Seb Maley, CEO des Steuer-Versicherungsanbieters Qdos, beschrieb die Entwicklung als „eine bedeutende Veränderung in der Überwachung des Kryptohandels aus steuerlicher Perspektive.“ Er fügte hinzu: „HMRC wird bald genau wissen, wer Gewinne macht – und wie viel.“ Steuerberater weisen darauf hin, dass die erweiterten Datensätze den Behörden ermöglichen, nicht deklarierte Gewinne effektiver zu identifizieren, mit der Möglichkeit, dass Kryptoverkäufe Kapitalertragsteuern auslösen oder in bestimmten Handelsszenarien Einkommensteuer und nationale Versicherungsbeiträge, wodurch ein globaler Vorstoß zur Angleichung digitaler Vermögenswerte an bestehende Finanzberichtsstandards verstärkt wird.

FAQ 🧭

  • Wie wird sich das Crypto-Asset Reporting Framework der OECD weltweit auf Krypto-Investoren auswirken?
    Das Framework wird von großen Krypto-Börsen verlangen, die Transaktionsdaten der Investoren mit den Steuerbehörden über teilnehmende Gerichtsbarkeiten hinweg auszutauschen, was die Anonymität erheblich reduziert und das Risiko der Steuerdurchsetzung erhöht.

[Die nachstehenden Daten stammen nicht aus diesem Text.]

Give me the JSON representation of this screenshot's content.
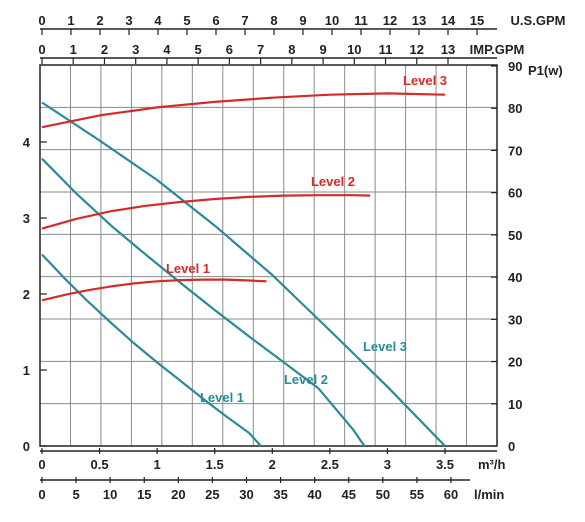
{
  "chart_data": {
    "type": "line",
    "axes": {
      "us_gpm": {
        "label": "U.S.GPM",
        "ticks": [
          "0",
          "1",
          "2",
          "3",
          "4",
          "5",
          "6",
          "7",
          "8",
          "9",
          "10",
          "11",
          "12",
          "13",
          "14",
          "15"
        ]
      },
      "imp_gpm": {
        "label": "IMP.GPM",
        "ticks": [
          "0",
          "1",
          "2",
          "3",
          "4",
          "5",
          "6",
          "7",
          "8",
          "9",
          "10",
          "11",
          "12",
          "13"
        ]
      },
      "m3h": {
        "label": "m³/h",
        "ticks": [
          "0",
          "0.5",
          "1",
          "1.5",
          "2",
          "2.5",
          "3",
          "3.5"
        ],
        "range": [
          0,
          3.9
        ]
      },
      "lmin": {
        "label": "l/min",
        "ticks": [
          "0",
          "5",
          "10",
          "15",
          "20",
          "25",
          "30",
          "35",
          "40",
          "45",
          "50",
          "55",
          "60"
        ]
      },
      "head": {
        "label": "",
        "ticks": [
          "0",
          "1",
          "2",
          "3",
          "4"
        ],
        "range": [
          0,
          5
        ]
      },
      "power": {
        "label": "P1(w)",
        "ticks": [
          "0",
          "10",
          "20",
          "30",
          "40",
          "50",
          "60",
          "70",
          "80",
          "90"
        ],
        "range": [
          0,
          90
        ]
      }
    },
    "head_series": [
      {
        "name": "Level 1",
        "label": "Level 1",
        "x": [
          0,
          0.2,
          0.4,
          0.6,
          0.8,
          1.0,
          1.2,
          1.4,
          1.6,
          1.8,
          1.9
        ],
        "y": [
          2.52,
          2.2,
          1.9,
          1.62,
          1.35,
          1.1,
          0.86,
          0.62,
          0.39,
          0.17,
          0
        ]
      },
      {
        "name": "Level 2",
        "label": "Level 2",
        "x": [
          0,
          0.3,
          0.6,
          0.9,
          1.2,
          1.5,
          1.8,
          2.1,
          2.4,
          2.7,
          2.8
        ],
        "y": [
          3.78,
          3.32,
          2.9,
          2.52,
          2.15,
          1.79,
          1.44,
          1.1,
          0.76,
          0.22,
          0
        ]
      },
      {
        "name": "Level 3",
        "label": "Level 3",
        "x": [
          0,
          0.5,
          1.0,
          1.5,
          2.0,
          2.5,
          3.0,
          3.5
        ],
        "y": [
          4.52,
          4.02,
          3.5,
          2.9,
          2.25,
          1.52,
          0.78,
          0
        ]
      }
    ],
    "power_series": [
      {
        "name": "Level 1",
        "label": "Level 1",
        "x": [
          0,
          0.2,
          0.4,
          0.6,
          0.8,
          1.0,
          1.2,
          1.4,
          1.6,
          1.8,
          1.95
        ],
        "y": [
          34.5,
          35.8,
          36.9,
          37.8,
          38.5,
          39.0,
          39.3,
          39.4,
          39.4,
          39.2,
          39.0
        ]
      },
      {
        "name": "Level 2",
        "label": "Level 2",
        "x": [
          0,
          0.3,
          0.6,
          0.9,
          1.2,
          1.5,
          1.8,
          2.1,
          2.4,
          2.7,
          2.85
        ],
        "y": [
          51.5,
          53.8,
          55.6,
          56.9,
          57.8,
          58.5,
          59.0,
          59.3,
          59.4,
          59.4,
          59.3
        ]
      },
      {
        "name": "Level 3",
        "label": "Level 3",
        "x": [
          0,
          0.5,
          1.0,
          1.5,
          2.0,
          2.5,
          3.0,
          3.5
        ],
        "y": [
          75.5,
          78.3,
          80.2,
          81.5,
          82.5,
          83.2,
          83.5,
          83.2
        ]
      }
    ],
    "colors": {
      "head": "#2a8a97",
      "power": "#d42a2a",
      "grid": "#8a8a8a"
    },
    "grid": true
  }
}
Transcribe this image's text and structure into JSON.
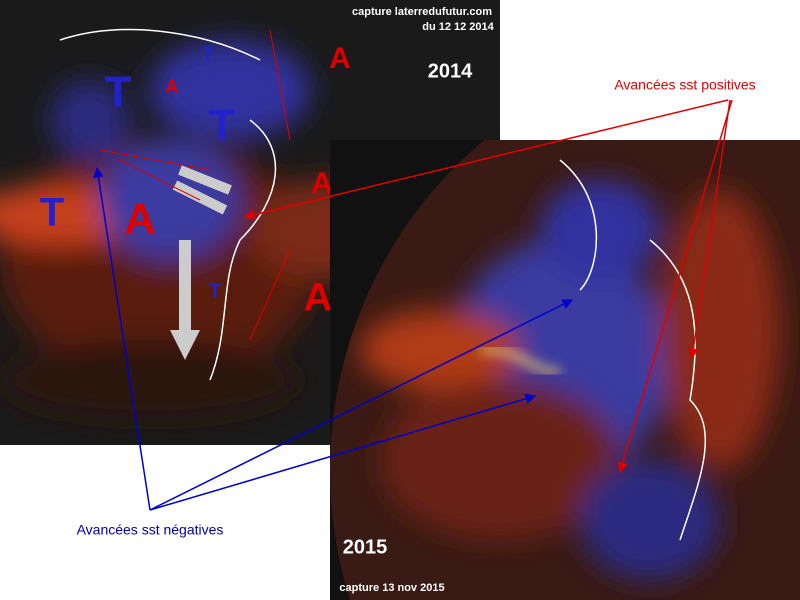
{
  "panel_2014": {
    "caption": "capture laterredufutur.com",
    "date": "du 12 12 2014",
    "year": "2014",
    "map_labels": [
      "T",
      "A",
      "T",
      "A",
      "T",
      "A",
      "T",
      "A",
      "T",
      "A"
    ]
  },
  "panel_2015": {
    "year": "2015",
    "caption": "capture 13 nov 2015"
  },
  "annotations": {
    "positive": "Avancées sst positives",
    "negative": "Avancées sst négatives"
  }
}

  • Was bedeutet die neue globale Kryptosteuerberichterstattung für grenzüberschreitende Investoren?
    Grenzübergreifende Krypto-Investoren werden einer erhöhten Überwachung ausgesetzt, da Rechtsordnungen Informationen austauschen, was es den Regulierungsbehörden erleichtert, nicht deklarierte Gewinne und Offshore-Aktivitäten zu erkennen.
  • Wann werden Krypto-Börsen mit der obligatorischen Weitergabe von Daten an die Regierungen beginnen?
    Die obligatorische Datenerhebung beginnt bereits, wobei 48 Rechtssysteme bis 2027 mit dem Informationsaustausch beginnen und weitere Länder, einschließlich der USA, bis 2029 folgen.
  • Warum ist diese Entwicklung signifikant für die Bewertung und das Risiko von Kryptomärkten?
    Größere Steuertransparenz könnte spekulative Aktivitäten reduzieren, die Compliance-Kosten erhöhen und regulatorische Risikoprämien einführen, die Investoren in langfristige Kryptobewertungen einfließen lassen müssen.